En pleine lévitation par le don de Luciana, Anastae savait qu’elle ne pouvait rien faire pour l’interrompre et tenta donc de se débattre : seulement, Luciane, bien trop prise dans sa vengeance, semblait à tout prix vouloir la retenir et réussit à merveille avec ses longues jambes qui enserraient les siennes. 

La jeune fée aux cheveux blancs comprit facilement qu’elle ne pouvait rien faire pour l’empêcher et accepta son triste sort en fermant les yeux, se préparant à accepter sa punition. En effet, quelques secondes après, de l’eau froide s’abattit sur son visage, trempa ce dernier ainsi que sa robe et ses cheveux. 

Sous le choque, Anastae ouvrit en grand sa bouche et poussa un petit cri alors que son amie gloussait et lui susurra : 

- Ca t’apprendra à voler mes tartines de miel ! 

Anastae pouffa à son tour et ouvrit ses yeux rapidement, les gouttes d’eau s’accrochant à ses cils, et se redressa désormais que Luciana avait desserré son étreinte sur ses jambes. Elle avait conscience des regards curieux ou méprisants sur elle, mais en ce moment précis, elle n’en n’avait que faire : Anastae avait dû apprendre à passer l’avis des autres en arrière-plan depuis bien des années. 

Seulement, son regard se figea sur Thalion, qui l’observait, les bras croisés. Lorsque leur regard se croisa, il souleva ses lèvres dans une moue amusée : Anastae se remémora alors de la façon dont il avait coupé court à l’extase de Menfin de s’en prendre à elle, l’intensité qui était passée en un clignement d'œil. 

Cependant, le Prince détourna rapidement la tête et parla à son ami au cheveux rouges qui dirigea toute son attention sur elle. Toujours aussi détaché, il ne se priva pas de la dévisager de la tête aux pieds. Finalement, il esquissa un petit sourire en coin et adressa une dernière parole à son ami. 

Luciana s’appuya sur ses épaules, encore satisfaite de son petit effet, mais légèrement blanche d’avoir usé de son don.
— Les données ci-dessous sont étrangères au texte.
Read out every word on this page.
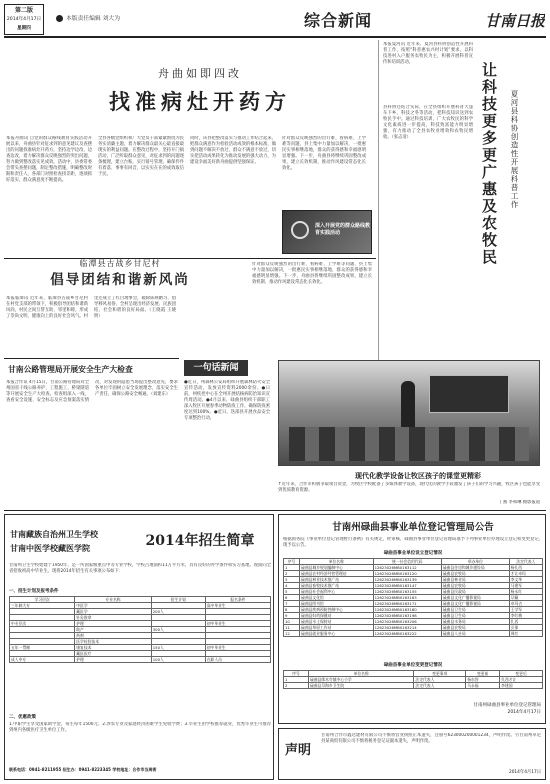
第二版
2014年4月17日
星期四
本版责任编辑 刘大为	综合新闻	甘南日报
舟曲如即四改
找准病灶开药方
本报舟曲讯 自党的群众路线教育实践活动开展以来，舟曲县针对征求到的意见建议及查摆出的问题找准病灶开药方，坚持边学边改、边查边改，着力解决群众反映强烈的突出问题，努力做到整改落实见成效。活动中，县委常委会带头查摆问题，制定整改措施，明确整改时限和责任人，各部门对照检查找差距，逐项抓好落实，群众满意度不断提高。
全县各级党组织和广大党员干部紧紧围绕为民务实清廉主题，着力解决群众最关心最直接最现实的利益问题。在整改过程中，坚持开门搞活动，广泛听取群众意见，对征求到的问题逐条梳理，建立台账，实行销号管理，确保件件有着落、事事有回音，以实实在在的成效取信于民。
同时，该县把整改落实与推动工作结合起来，把群众满意作为检验活动成效的根本标准，做到问题不解决不放过、群众不满意不放过，切实把活动成果转化为推动发展的强大动力，为建设幸福美好新舟曲提供坚强保证。
针对群众反映强烈的出行难、看病难、上学难等问题，县上集中力量加以解决，一批惠民实事相继落地，群众的获得感和幸福感明显增强。下一步，舟曲县将继续巩固整改成果，建立长效机制，推动作风建设常态化长效化。
深入开展党的群众路线教育实践活动
本报夏河讯 近年来，夏河县科协创造性开展科普工作，按照“科普惠农兴村计划”要求，以科技进村入户服务农牧民为主，积极开展科普宣传和培训活动。	让科技更多更广惠及农牧民	夏河县科协创造性开展科普工作
县科协还结合实际，在全县组织开展科普大篷车下乡、科技之冬等活动，把科技知识送到农牧民手中。通过科技培训，广大农牧民的科学文化素质进一步提高，科技致富能力明显增强，有力推动了全县农牧业增效和农牧民增收。（张志清）
临潭县古战乡甘尼村
倡导团结和谐新风尚
本报临潭讯 近年来，临潭县古战乡甘尼村在村党支部的带领下，积极倡导团结和谐新风尚，村民之间互帮互助、邻里和睦，形成了崇尚文明、健康向上的良好社会风气。村里还成立了红白理事会，破除陈规陋习，倡导移风易俗，全村呈现出经济发展、民族团结、社会和谐的良好局面。（王晓霞 王晓明）
针对群众反映强烈的出行难、看病难、上学难等问题，县上集中力量加以解决，一批惠民实事相继落地，群众的获得感和幸福感明显增强。下一步，舟曲县将继续巩固整改成果，建立长效机制，推动作风建设常态化长效化。
甘南公路管理局开展安全生产大检查
本报合作讯 4月15日，甘南公路管理局对全州国省干线公路养护、工程施工、桥梁隧道等开展安全生产大检查。检查组深入一线，查看安全设施、安全标志及应急预案落实情况，对发现的隐患当场提出整改意见，要求各单位牢固树立安全发展理念，落实安全生产责任，确保公路安全畅通。（刘建东）
一句话新闻
●近日，州森林公安局组织开展森林防火安全宣传活动，发放宣传资料2000余份。●日前，州疾控中心在全州开展结核病防治知识宣传周活动。●4月以来，碌曲县组织干部职工深入牧区开展春季动物防疫工作，确保防疫密度达到100%。●近日，迭部县开展食品安全专项整治行动。
现代化教学设备让牧区孩子的课堂更精彩
↑近年来，合作市积极争取项目资金，为牧区学校配备了多媒体教学设备，现代化的教学手段激发了孩子们的学习兴趣，牧区孩子也能享受到优质教育资源。
丁燕 李和琳 摄影报道
甘南藏族自治州卫生学校
甘南中医学校藏医学院	2014年招生简章
甘南州卫生学校始建于1950年，是一所国家级重点中等专业学校，学校占地面积11万平方米，具有良好的办学条件和实习基地，现面向全省招收初高中毕业生。现将2014年招生有关事项公布如下：
一、招生计划及报考条件
学习层次	专业名称	招生计划	报名条件
三年制大专	中医学		高中毕业生
	藏医学	200人	
	针灸推拿		
中专层次	护理		初中毕业生
	助产	300人	
	药剂		
	医学检验技术		
五年一贯制	康复技术	150人	初中毕业生
	藏医医疗		
成人中专	护理	100人	在职人员
二、优惠政策
1.中职学生享受国家助学金，每生每年1500元；2.涉农专业及家庭经济困难学生免收学费；3.毕业生由学校推荐就业，优秀毕业生可推荐到州内各级医疗卫生单位工作。
联系电话：0941-8211955 招生办：0941-8223345 学校地址：合作市当周街
甘南州碌曲县事业单位登记管理局公告
根据国务院《事业单位登记管理暂行条例》有关规定，经审核，碌曲县事业单位登记管理局准予下列事业单位办理设立登记和变更登记，现予以公告。
碌曲县事业单位设立登记情况
序号	单位名称	统一社会信用代码	举办单位	法定代表人
1	碌曲县城乡规划编制中心	12623026MB0163112	碌曲县住房和城乡建设局	杨扎西
2	碌曲县农村经济经营管理站	12623026MB0163120	碌曲县农牧局	才让卓玛
3	碌曲县林业技术推广站	12623026MB0163139	碌曲县林业局	李文华
4	碌曲县畜牧技术推广站	12623026MB0163147	碌曲县农牧局	马建军
5	碌曲县社会福利中心	12623026MB0163155	碌曲县民政局	杨永红
6	碌曲县文化馆	12623026MB0163163	碌曲县文化广播影视局	尕藏
7	碌曲县图书馆	12623026MB0163171	碌曲县文化广播影视局	卓玛吉
8	碌曲县疾病预防控制中心	12623026MB0163180	碌曲县卫生局	王学军
9	碌曲县妇幼保健站	12623026MB0163198	碌曲县卫生局	李红梅
10	碌曲县水土保持站	12623026MB0163206	碌曲县水务局	扎西
11	碌曲县草原工作站	12623026MB0163214	碌曲县农牧局	贡保
12	碌曲县就业服务中心	12623026MB0163222	碌曲县人社局	周红
碌曲县事业单位变更登记情况
序号	单位名称	变更事项	变更前	变更后
1	碌曲县郎木寺镇中心小学	法定代表人	杨东智	扎西才让
2	碌曲县尕海乡卫生院	法定代表人	马永福	李建国
甘南州碌曲县事业单位登记管理局
2014年4月17日
声明
甘南州合作市鑫达建材有限公司不慎将营业执照正本遗失，注册号623000200001234，声明作废。另甘南州卓尼县某商贸有限公司不慎将税务登记证副本遗失，声明作废。
2014年4月17日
Elle s’empressa de lui demander : 

- Je rêve, ou le Prince vient de te sourire ? 

- Il faut dire que nous avons attiré l’attention d’un seul coup, se contenta de répondre Anastae. 

Son amie gloussa avant de se pencher encore plus en avant et de lui chuchoter à l’oreille : 

- Ton frère n’a rien raté du spectacle. 

Anastae s’empressa de poser son regard sur la direction que Luciana lui montrait du doigt pour rencontrer celui de Meludiz, les sourcils froncés, un fruit dans la main, aux côtés de Leith qui souriait de toutes ses dents. 

Les deux frères savaient qu’elle avait changé, ce n’était plus un secret depuis longtemps, et, au fond d’elle, elle espérait qu’ils considèrent tout deux cela comme un changement nécessaire qui ne devait pas rester unique. 

Peut-être que l'intercalation qu’avait eu Meludiz avec son père le ferait changer d’avis ? 

Intérieurement, elle en doutait.  

Son père avait une trop grande emprise sur ses enfants, d’autant plus que ses frères le cotoyaient sans cesse depuis leur naissance : si avec eux il montrait cependant une facette plus douce, plus conciliante, Anastae savait qu’il ne leur avait jamais montré ne serait-ce qu’une trace d’amour sincère, si ce n’était que des tapes sur l’épaule et des sourires carnassiers. 

Sa belle-mère avait le rôle de s’occuper de ce côté-là, lui avait un jour avoué son père pendant un énième combat qu’elle était en train de perdre : Meludiz et Luthias étaient de bons enfants mais avant tout, ils ne restaient que de simples héritiers. 

Anastae savait pertinemment que si l’un de ses frères venaient à entendre une conversation telle que celle qui s’était déroulée entre eux, il n’oserait en toucher un mot à leur père et se contenterait de faire la sourde oreille, comme souvent. 

Inconsciemment, elle plissa ses yeux et se mordit l’intérieur de sa joue, perturbée par ces pensées alors que des souvenirs remontaient à la surface de son esprit, souvenirs qui se résumait au regard colérique de son père, qui lui hurlait dans les oreilles que s’ils devaient tuer ses enfants pour survivre, il le ferait sans hésiter une seule seconde. 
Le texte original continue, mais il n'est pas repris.